2. Plans Underway for Amazon’s Largest-Ever Retail and Fulfillment Campus

Amazon has filed preliminary site plans to build a 230,000-square-foot “big-box” facility on a 35-acre parcel in Orland Park, Illinois, representing its largest standalone retail complex to date. Half of the square footage will be devoted to grocery, general merchandise and prepared foods; the other half will function as a fulfillment center for both in-store and online orders. Third-party delivery drivers and curbside pickup customers will use separate drive-up entrances, while online grocery orders will be assembled in a back-of-house area to keep order pickers out of customer aisles. Orland Park’s board of trustees approved the project without offering tax breaks, projecting that the development will generate an estimated $8 million in annual sales and property tax revenue once fully operational, potentially as soon as late 2024.

3. One Medical App Adds Amazon-Built AI Health Assistant

Building on its acquisition of One Medical in 2023, Amazon this week launched a new agentic AI assistant within the One Medical mobile app. Developed in collaboration with the chain’s clinical leadership, the Health AI tool integrates with each member’s longitudinal medical record to offer 24/7 guidance on medication management, appointment scheduling and general health questions. The model—powered by Amazon’s proprietary Bedrock framework—escalates users to live clinicians when queries involve complex symptoms or require in-person evaluation. Executives believe the feature could reduce routine inbound calls by up to 30%, freeing physicians’ offices to focus on higher-acuity care while enhancing patient engagement.

4. Strategic Implications for Investors

Amazon’s twin push to streamline corporate costs and expand its physical retail footprint underscores a two-pronged strategy: defending profitability against rising labor and energy expenses, while testing new omnichannel formats that blend e-commerce efficiency with in-person shopping.
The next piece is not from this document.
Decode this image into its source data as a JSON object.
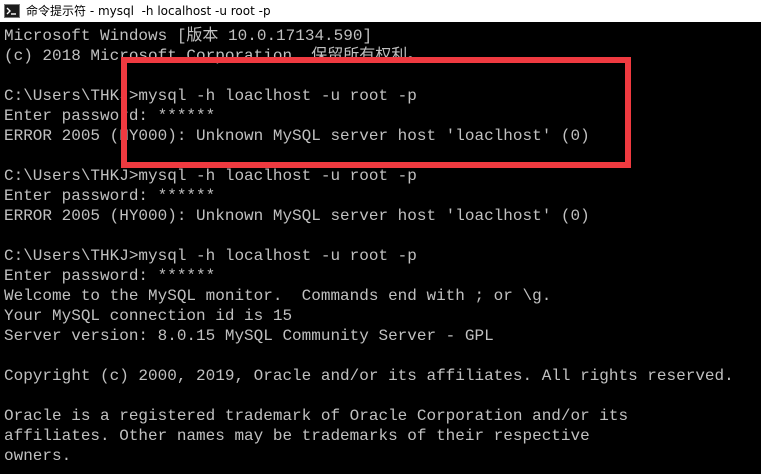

The success of the Illinois project will be closely watched as a bellwether for future big-box concepts, and the effectiveness of the layoffs in restoring margin leverage will likely influence management’s willingness to pursue further cost-cutting measures this year. Separately, the rollout of Health AI in One Medical could serve as a template for Amazon’s broader ambitions in digital health, potentially unlocking higher-margin service revenues over the next 12–18 months.